CC Sabathia is accountable to a fault, and when he told us to blame him for the Yankees missing the playoffs last year, we nodded in agreement.
Sabathia also promised this season would be different, that he was ready to regain his No. 1 status and pitch the Yankees back into October.
But after what went down Sunday in the Bronx, we're starting to have those same doubts as a year ago. Sabathia was booed off the mound in the Yankees' 5-1 loss to the Rays, and his 32/3-inning stint was his shortest since 2009, his first season in pinstripes.
It was as brief as it was ugly. The Rays hammered him for 10 hits and five runs, and Sabathia looked even worse failing to cover first base on what should have been a double play to end the fourth. Instead, Wil Myers followed with an RBI double that finished Sabathia, who walked to the dugout to the loudest boos he's ever heard in the Bronx.
"I would have booed myself today, too," Sabathia said. "I wouldn't want to come to the ballpark and watch that."
Seeing Sabathia wasn't worth the price of admission Sunday, but the Yankees have more invested in their struggling ace than a couple of beers and hot dogs. After making $23 million this season, he'll still be due a guaranteed $53 million through 2016, and that's before a $25-million vesting option kicks in for 2017.
Finances aside, the Yankees are banking on a return to the playoffs this season, and we're not seeing the CC who's supposed to be leading them there. Numbers-wise, he isn't any better than he was a year ago at this time.
Through seven starts in 2013, Sabathia was 4-3 with a 3.31 ERA and had 12 walks and 42 strikeouts in 49 innings.
After Sunday's loss, this year's strikeout-to-walk ratio of 44/9 in 402/3 innings is an upgrade. But Sabathia's 5.75 ERA is at the bottom of the MLB barrel among qualified starters, with only Kevin Correia (6.09) and Ricky Nolasco (5.82) below him. That's alarming, even for May 5.
"I was surprised,'' Joe Girardi said of Sabathia's clunker. "I still think he's evolving as a different type of pitcher, but [Sunday] he just didn't have his normal stuff. That was a little strange to see.''
Compare that to Masahiro Tanaka, who the previous day admitted that "nothing was crisp'' against the Rays -- including a flat splitter -- but still found a way to get the Yankees through seven innings with a 4-3 lead.
Pitching coach Larry Rothschild said Sabathia was "out of sync from the get-go,'' and things only spiraled out of control from there.
The expectations for Sabathia have changed so much that we're not even talking about velocity anymore. The fact that he barely cracks 90 no longer comes up in the postgame conversations. It's just accepted that Sabathia must rely more on location now, and he's never been that kind of pitcher.

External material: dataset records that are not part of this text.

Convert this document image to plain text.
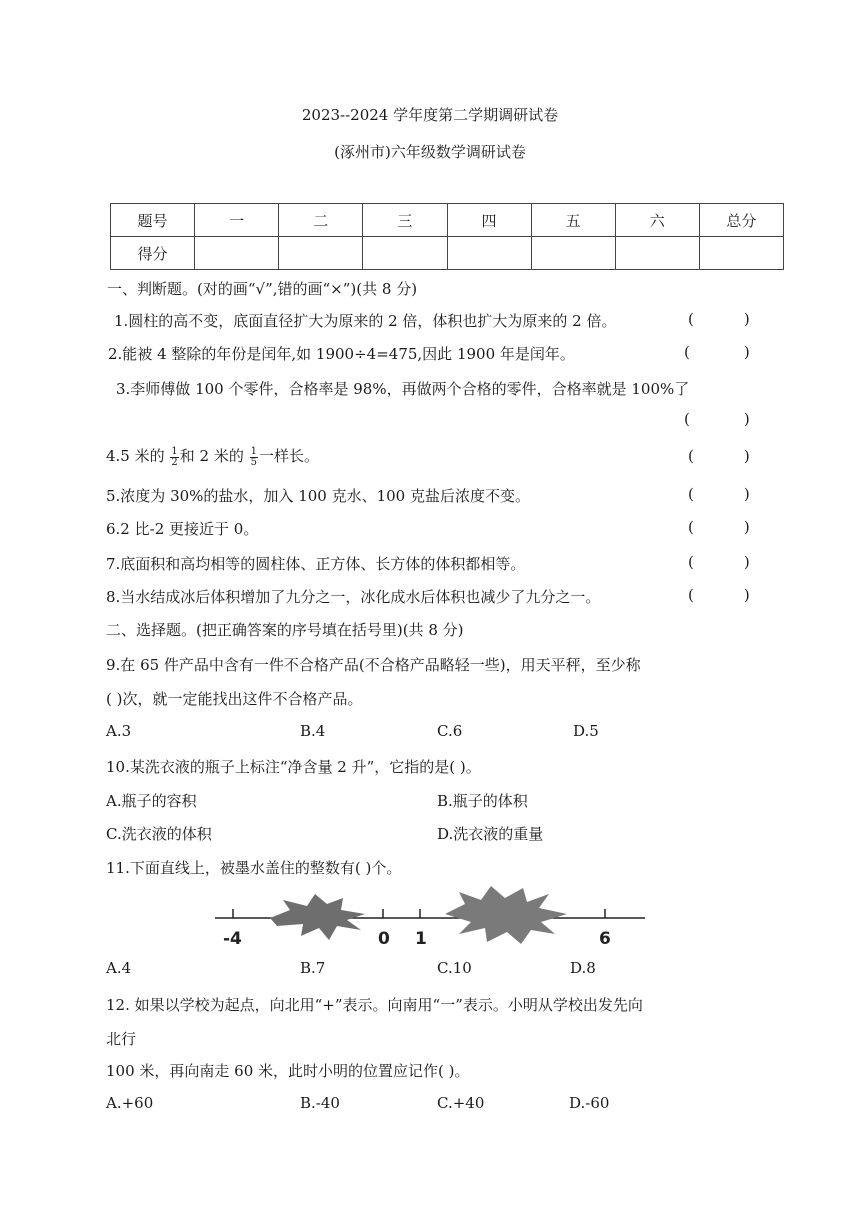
2023--2024 学年度第二学期调研试卷
(涿州市)六年级数学调研试卷
题号	一	二	三	四	五	六	总分
得分							
一、判断题。(对的画“√”,错的画“×”)(共 8 分)
1.圆柱的高不变，底面直径扩大为原来的 2 倍，体积也扩大为原来的 2 倍。
2.能被 4 整除的年份是闰年,如 1900÷4=475,因此 1900 年是闰年。
3.李师傅做 100 个零件，合格率是 98%，再做两个合格的零件，合格率就是 100%了
4.5 米的 $\frac{1}{2}$ 和 2 米的 $\frac{1}{5}$ 一样长。
5.浓度为 30%的盐水，加入 100 克水、100 克盐后浓度不变。
6.2 比-2 更接近于 0。
7.底面积和高均相等的圆柱体、正方体、长方体的体积都相等。
8.当水结成冰后体积增加了九分之一，冰化成水后体积也减少了九分之一。
(	)
(	)
(	)
(	)
(	)
(	)
(	)
(	)
二、选择题。(把正确答案的序号填在括号里)(共 8 分)
9.在 65 件产品中含有一件不合格产品(不合格产品略轻一些)，用天平秤，至少称
( )次，就一定能找出这件不合格产品。
A.3	B.4	C.6	D.5
10.某洗衣液的瓶子上标注“净含量 2 升”，它指的是( )。
A.瓶子的容积	B.瓶子的体积
C.洗衣液的体积	D.洗衣液的重量
11.下面直线上，被墨水盖住的整数有( )个。
-4	0 1	6
A.4	B.7	C.10	D.8
12. 如果以学校为起点，向北用“+”表示。向南用“一”表示。小明从学校出发先向
北行
100 米，再向南走 60 米，此时小明的位置应记作( )。
A.+60	B.-40	C.+40	D.-60
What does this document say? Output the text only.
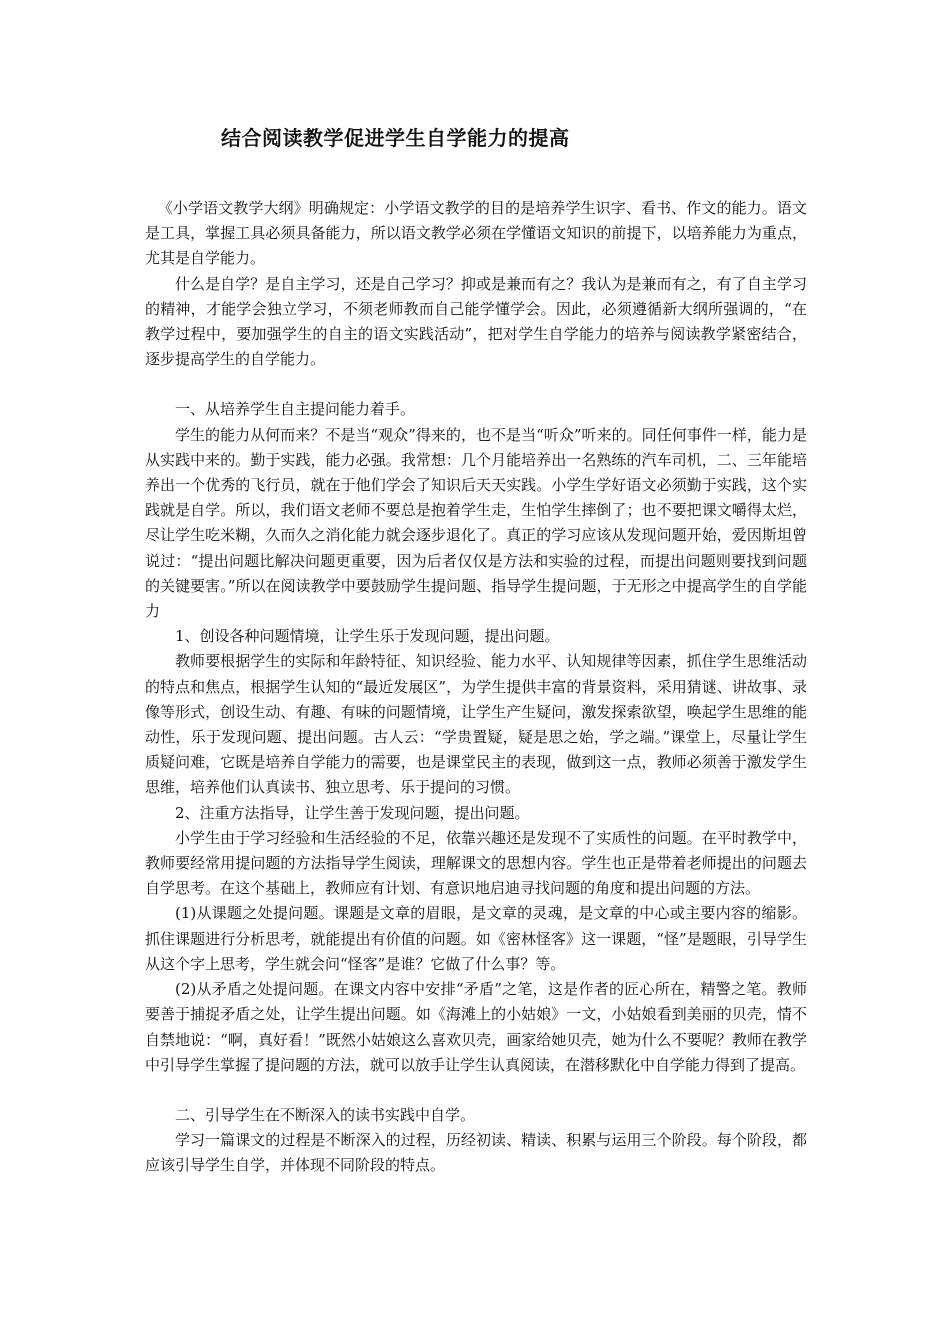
结合阅读教学促进学生自学能力的提高

《小学语文教学大纲》明确规定：小学语文教学的目的是培养学生识字、看书、作文的能力。语文是工具，掌握工具必须具备能力，所以语文教学必须在学懂语文知识的前提下，以培养能力为重点，尤其是自学能力。

什么是自学？是自主学习，还是自己学习？抑或是兼而有之？我认为是兼而有之，有了自主学习的精神，才能学会独立学习，不须老师教而自己能学懂学会。因此，必须遵循新大纲所强调的，“在教学过程中，要加强学生的自主的语文实践活动”，把对学生自学能力的培养与阅读教学紧密结合，逐步提高学生的自学能力。

一、从培养学生自主提问能力着手。

学生的能力从何而来？不是当“观众”得来的，也不是当“听众”听来的。同任何事件一样，能力是从实践中来的。勤于实践，能力必强。我常想：几个月能培养出一名熟练的汽车司机，二、三年能培养出一个优秀的飞行员，就在于他们学会了知识后天天实践。小学生学好语文必须勤于实践，这个实践就是自学。所以，我们语文老师不要总是抱着学生走，生怕学生摔倒了；也不要把课文嚼得太烂，尽让学生吃米糊，久而久之消化能力就会逐步退化了。真正的学习应该从发现问题开始，爱因斯坦曾说过：“提出问题比解决问题更重要，因为后者仅仅是方法和实验的过程，而提出问题则要找到问题的关键要害。”所以在阅读教学中要鼓励学生提问题、指导学生提问题，于无形之中提高学生的自学能力

1、创设各种问题情境，让学生乐于发现问题，提出问题。

教师要根据学生的实际和年龄特征、知识经验、能力水平、认知规律等因素，抓住学生思维活动的特点和焦点，根据学生认知的“最近发展区”，为学生提供丰富的背景资料，采用猜谜、讲故事、录像等形式，创设生动、有趣、有味的问题情境，让学生产生疑问，激发探索欲望，唤起学生思维的能动性，乐于发现问题、提出问题。古人云：“学贵置疑，疑是思之始，学之端。”课堂上，尽量让学生质疑问难，它既是培养自学能力的需要，也是课堂民主的表现，做到这一点，教师必须善于激发学生思维，培养他们认真读书、独立思考、乐于提问的习惯。

2、注重方法指导，让学生善于发现问题，提出问题。

小学生由于学习经验和生活经验的不足，依靠兴趣还是发现不了实质性的问题。在平时教学中，教师要经常用提问题的方法指导学生阅读，理解课文的思想内容。学生也正是带着老师提出的问题去自学思考。在这个基础上，教师应有计划、有意识地启迪寻找问题的角度和提出问题的方法。

(1)从课题之处提问题。课题是文章的眉眼，是文章的灵魂，是文章的中心或主要内容的缩影。抓住课题进行分析思考，就能提出有价值的问题。如《密林怪客》这一课题，“怪”是题眼，引导学生从这个字上思考，学生就会问“怪客”是谁？它做了什么事？等。

(2)从矛盾之处提问题。在课文内容中安排“矛盾”之笔，这是作者的匠心所在，精警之笔。教师要善于捕捉矛盾之处，让学生提出问题。如《海滩上的小姑娘》一文，小姑娘看到美丽的贝壳，情不自禁地说：“啊，真好看！”既然小姑娘这么喜欢贝壳，画家给她贝壳，她为什么不要呢？教师在教学中引导学生掌握了提问题的方法，就可以放手让学生认真阅读，在潜移默化中自学能力得到了提高。

二、引导学生在不断深入的读书实践中自学。

学习一篇课文的过程是不断深入的过程，历经初读、精读、积累与运用三个阶段。每个阶段，都应该引导学生自学，并体现不同阶段的特点。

We're constantly told that he can be, and because Sabathia is a stand-up guy, we believe him. But sticking to that story, to that revised game plan, doesn't make it so. No matter what Sabathia has accomplished in the past -- or how much he tells us this season will be different -- it's not automatic.
"I think last year, I got down on myself,'' he said. "I made myself miserable and I just continued to slide. I think this year, I'll stay positive. I know I can get these guys out. I've done it.''
A positive attitude is important. But this is a results-oriented business, and Sabathia hasn't exactly been Mr. Reliable for a while now. He also slipped to 0-3 with a 7.47 ERA at Yankee Stadium this season, which is not going to help his popularity in the Bronx.
If Sabathia truly is "evolving,'' as Girardi suggested, it might help to speed up the process. Otherwise, Sabathia will wind up dragging the Yankees down with him, just as he did last year.
"Going through this adversity has been the roughest part of my baseball career by far,'' Sabathia said. "But I know I'll come out of this a better pitcher for it.''
Sounds good. Seeing is believing, though, and Sabathia hasn't convinced anyone yet.